Ainsi, ce projet s’inscrit dans la continuité des grandes orientations nationales, Nouveau modèle de développement, Stratégie nationale de développement durable, Stratégie bas carbone 2050, Stratégie nationale d’efficacité énergétique, qui placent la transition verte au cœur de la compétitivité du pays.
Avec ses ressources renouvelables abondantes, sa stabilité macroéconomique et son ouverture internationale, le Maroc dispose d’atouts uniques pour devenir un hub industriel et technologique de premier plan dans ce domaine.

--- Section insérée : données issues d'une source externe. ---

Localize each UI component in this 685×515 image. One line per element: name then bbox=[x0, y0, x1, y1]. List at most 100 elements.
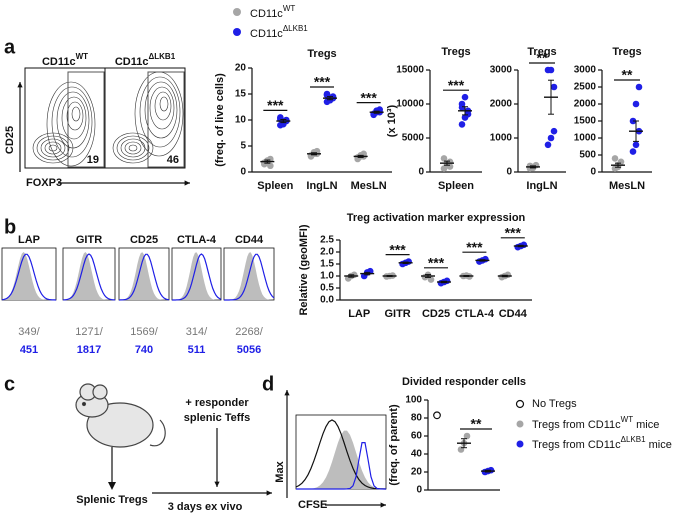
contour bbox=[128, 144, 138, 152]
legend-marker bbox=[233, 8, 241, 16]
histogram-label: GITR bbox=[76, 234, 102, 246]
y-tick-label: 2.5 bbox=[320, 235, 334, 246]
x-tick-label: IngLN bbox=[526, 180, 557, 192]
y-tick-label: 5 bbox=[240, 141, 246, 152]
y-tick-label: 3000 bbox=[490, 65, 513, 76]
mouse-icon bbox=[75, 383, 166, 490]
contour bbox=[66, 101, 84, 131]
y-tick-label: 0 bbox=[506, 167, 512, 178]
y-tick-label: 1.5 bbox=[320, 259, 334, 270]
legend-marker bbox=[515, 399, 525, 409]
y-axis-label: (freq. of parent) bbox=[388, 404, 400, 486]
arrow-head bbox=[184, 180, 190, 186]
data-point bbox=[464, 110, 472, 118]
data-point bbox=[458, 121, 466, 128]
y-tick-label: 2.0 bbox=[320, 247, 334, 258]
significance-label: *** bbox=[314, 74, 331, 90]
histogram-ko bbox=[1, 253, 57, 301]
gate bbox=[67, 71, 105, 168]
contour bbox=[159, 96, 169, 112]
histogram-label: CD44 bbox=[235, 234, 264, 246]
legend-label: Tregs from CD11cΔLKB1 mice bbox=[532, 435, 672, 451]
legend-label-main: Tregs from CD11c bbox=[532, 439, 621, 451]
significance-label: *** bbox=[389, 241, 406, 257]
legend-label-tail: mice bbox=[646, 439, 672, 451]
histogram-ko bbox=[62, 253, 116, 301]
y-tick-label: 0 bbox=[418, 167, 424, 178]
y-tick-label: 2000 bbox=[490, 99, 513, 110]
histogram-label: LAP bbox=[18, 234, 40, 246]
x-tick-label: IngLN bbox=[306, 180, 337, 192]
y-tick-label: 15000 bbox=[396, 65, 424, 76]
significance-label: *** bbox=[505, 225, 522, 241]
y-tick-label: 0 bbox=[416, 485, 422, 496]
legend-label: CD11cWT bbox=[250, 4, 295, 20]
x-tick-label: CD44 bbox=[499, 308, 528, 320]
y-tick-label: 2000 bbox=[574, 99, 597, 110]
significance-label: *** bbox=[360, 89, 377, 105]
data-point bbox=[547, 66, 555, 74]
y-tick-label: 10000 bbox=[396, 99, 424, 110]
x-tick-label: Spleen bbox=[257, 180, 293, 192]
flow-title: CD11cWT bbox=[42, 52, 88, 68]
data-point bbox=[446, 163, 454, 170]
contour bbox=[44, 141, 62, 155]
contour bbox=[149, 86, 175, 130]
mfi-ko: 740 bbox=[135, 344, 153, 356]
x-tick-label: LAP bbox=[348, 308, 370, 320]
legend-marker bbox=[516, 440, 524, 448]
legend-label-sup: ΔLKB1 bbox=[283, 24, 308, 33]
y-tick-label: 0.0 bbox=[320, 295, 334, 306]
mfi-separator: / bbox=[100, 326, 104, 338]
mfi-wt-value: 2268 bbox=[235, 326, 259, 338]
data-point bbox=[611, 155, 619, 162]
flow-title-sup: WT bbox=[76, 52, 89, 61]
data-point bbox=[635, 83, 643, 91]
legend-label: Tregs from CD11cWT mice bbox=[532, 415, 659, 431]
data-point bbox=[632, 100, 640, 108]
mfi-wt-value: 1569 bbox=[130, 326, 154, 338]
mfi-separator: / bbox=[204, 326, 208, 338]
data-point bbox=[547, 134, 555, 142]
histogram-wt bbox=[63, 252, 115, 300]
data-point bbox=[461, 93, 469, 101]
cfse-x-label: CFSE bbox=[298, 499, 327, 511]
contour bbox=[116, 135, 150, 161]
contour bbox=[144, 81, 178, 139]
y-tick-label: 500 bbox=[579, 150, 596, 161]
chart-title: Treg activation marker expression bbox=[347, 212, 526, 224]
mfi-wt: 349/ bbox=[18, 326, 40, 338]
chart-title: Tregs bbox=[527, 46, 556, 58]
legend-label-tail: mice bbox=[633, 419, 659, 431]
legend-label-sup: WT bbox=[621, 415, 634, 424]
contour bbox=[112, 132, 154, 164]
step-label: Splenic Tregs bbox=[76, 494, 148, 506]
contour bbox=[48, 144, 58, 152]
y-axis-label: (freq. of live cells) bbox=[214, 73, 226, 167]
y-axis-label: Relative (geoMFI) bbox=[298, 224, 310, 315]
flow-x-label: FOXP3 bbox=[26, 177, 62, 189]
cfse-y-label: Max bbox=[274, 460, 286, 482]
significance-label: ** bbox=[622, 67, 633, 83]
y-tick-label: 1000 bbox=[574, 133, 597, 144]
y-tick-label: 20 bbox=[411, 467, 423, 478]
histogram-ko bbox=[118, 253, 170, 301]
contour bbox=[124, 141, 142, 155]
mfi-wt-value: 1271 bbox=[75, 326, 99, 338]
contour bbox=[32, 132, 74, 164]
histogram-gray bbox=[296, 430, 386, 489]
legend-label-main: Tregs from CD11c bbox=[532, 419, 621, 431]
significance-label: *** bbox=[448, 77, 465, 93]
y-axis-label: (x 10³) bbox=[386, 104, 398, 137]
x-tick-label: CTLA-4 bbox=[455, 308, 495, 320]
arrow-head bbox=[214, 481, 220, 487]
data-point bbox=[550, 83, 558, 91]
gate bbox=[147, 71, 185, 168]
data-point bbox=[323, 91, 331, 99]
legend-label-sup: ΔLKB1 bbox=[621, 435, 646, 444]
x-tick-label: MesLN bbox=[351, 180, 387, 192]
contour bbox=[40, 138, 66, 158]
significance-label: ** bbox=[471, 416, 482, 432]
y-tick-label: 0 bbox=[240, 167, 246, 178]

Une mission structurante portée par la GIZ
Trois grands volets structurent l’étude qui sera lancée. Le premier consiste en un état des lieux détaillé, à travers un atelier de lancement, la mise en place d’un comité de pilotage, l’analyse documentaire et la cartographie complète des acteurs. Cette phase inclut également un benchmarking international (Union européenne, Allemagne, Chine, États-Unis) et des entretiens avec institutions, entreprises et centres de recherche marocains.
Le deuxième volet approfondit l’analyse via des études de cas sur les acteurs et sites industriels déjà présents : COBCO S.A., Jorf Lasfar, Gotion High Tech, BTR à Kénitra, Tanger… Il évalue aussi la durabilité, les normes environnementales, les technologies de pointe (LFP, NMC, recyclage, seconde vie), sans oublier un examen des modèles économiques innovants comme la location ou la réutilisation de batteries. Un diagnostic SWOT viendra éclairer les forces et faiblesses du secteur national, tout en mettant en perspective les opportunités de coopération maroco-allemande.

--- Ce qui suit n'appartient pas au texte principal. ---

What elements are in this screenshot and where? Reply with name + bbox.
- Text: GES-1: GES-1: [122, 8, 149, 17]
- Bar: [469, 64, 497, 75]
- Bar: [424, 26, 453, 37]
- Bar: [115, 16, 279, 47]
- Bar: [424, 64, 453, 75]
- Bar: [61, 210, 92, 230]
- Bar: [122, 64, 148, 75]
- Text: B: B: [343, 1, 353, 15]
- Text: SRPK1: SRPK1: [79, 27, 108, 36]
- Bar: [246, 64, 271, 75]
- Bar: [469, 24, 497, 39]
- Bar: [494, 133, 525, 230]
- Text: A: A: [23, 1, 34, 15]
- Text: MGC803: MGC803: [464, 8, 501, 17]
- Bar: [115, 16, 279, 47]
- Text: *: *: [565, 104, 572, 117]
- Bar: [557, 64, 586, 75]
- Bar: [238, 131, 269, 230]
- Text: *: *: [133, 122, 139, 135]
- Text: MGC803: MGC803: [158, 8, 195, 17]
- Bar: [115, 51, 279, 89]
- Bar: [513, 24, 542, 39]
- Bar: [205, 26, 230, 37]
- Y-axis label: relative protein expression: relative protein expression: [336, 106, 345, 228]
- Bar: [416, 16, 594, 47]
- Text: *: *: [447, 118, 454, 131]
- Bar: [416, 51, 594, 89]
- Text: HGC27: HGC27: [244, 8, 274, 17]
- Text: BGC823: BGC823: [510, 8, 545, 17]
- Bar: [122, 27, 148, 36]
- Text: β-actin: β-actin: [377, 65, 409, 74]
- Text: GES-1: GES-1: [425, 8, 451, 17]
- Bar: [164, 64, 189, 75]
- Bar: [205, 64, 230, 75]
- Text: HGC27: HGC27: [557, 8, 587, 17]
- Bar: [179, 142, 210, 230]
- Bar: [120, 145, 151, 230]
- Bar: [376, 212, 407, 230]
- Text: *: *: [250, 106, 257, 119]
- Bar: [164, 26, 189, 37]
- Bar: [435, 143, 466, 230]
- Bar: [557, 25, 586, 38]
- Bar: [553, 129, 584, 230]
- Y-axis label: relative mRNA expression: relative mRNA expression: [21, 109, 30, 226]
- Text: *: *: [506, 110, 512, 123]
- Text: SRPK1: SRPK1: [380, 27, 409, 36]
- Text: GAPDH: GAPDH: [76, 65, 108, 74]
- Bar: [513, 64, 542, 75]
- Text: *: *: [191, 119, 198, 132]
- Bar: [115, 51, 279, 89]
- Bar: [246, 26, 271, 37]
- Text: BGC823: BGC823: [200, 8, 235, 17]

Enfin, le troisième volet vise à traduire ces constats en recommandations opérationnelles. Celles-ci portent sur la gouvernance industrielle, la fiscalité incitative, l’intégration des critères ESG, le déploiement d’un système de traçabilité type Battery Passport aligné sur les standards européens, ainsi que sur la définition de modèles économiques viables. Un plan de communication, des actions de renforcement de capacités et même des podcasts de sensibilisation viendront compléter ce travail.

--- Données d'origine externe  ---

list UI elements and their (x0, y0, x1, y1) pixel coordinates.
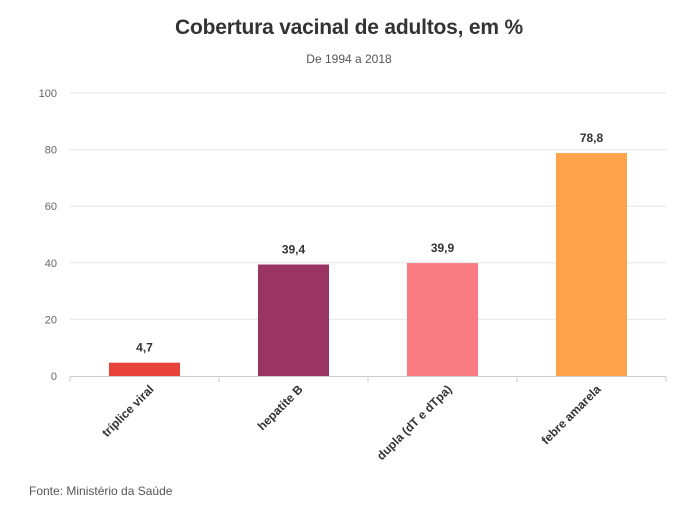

Coopération et durabilité au cœur de la démarche
Ce projet ne se limite pas à une ambition industrielle. Il porte en lui une vision durable et inclusive, où l’innovation technologique doit aller de pair avec le respect de l’environnement, la transparence des chaînes d’approvisionnement et l’amélioration des conditions de travail. Le partenariat avec l’Allemagne, pionnier de l’ingénierie et de la réglementation des batteries, est central et permettra au Maroc de s’aligner sur les meilleures pratiques internationales et de s’intégrer pleinement aux standards européens, notamment avec le Carbon Border Adjustment Mechanism (CBAM) et le Battery Passport.
Au terme de cette mission, un rapport final livrera les analyses et recommandations. Mais au-delà du document, c’est une vision qui s’installe, celle d’un Maroc acteur de la révolution électrique, capable de produire, recycler et innover dans un secteur stratégique. Loin de n’être qu’un fournisseur de main-d’œuvre ou de matières premières, le Royaume aspire à se positionner dans la chaîne de valeur mondiale des batteries, en tant que partenaire fiable, compétitif et tourné vers l’avenir.
Dans un monde où la transition énergétique redessine les rapports de force, l’enjeu est considérable. Pour le Maroc, chaque batterie produite demain ne sera pas seulement un objet technologique, mais aussi le symbole d’un choix stratégique : celui de la durabilité, de l’innovation et de la souveraineté énergétique.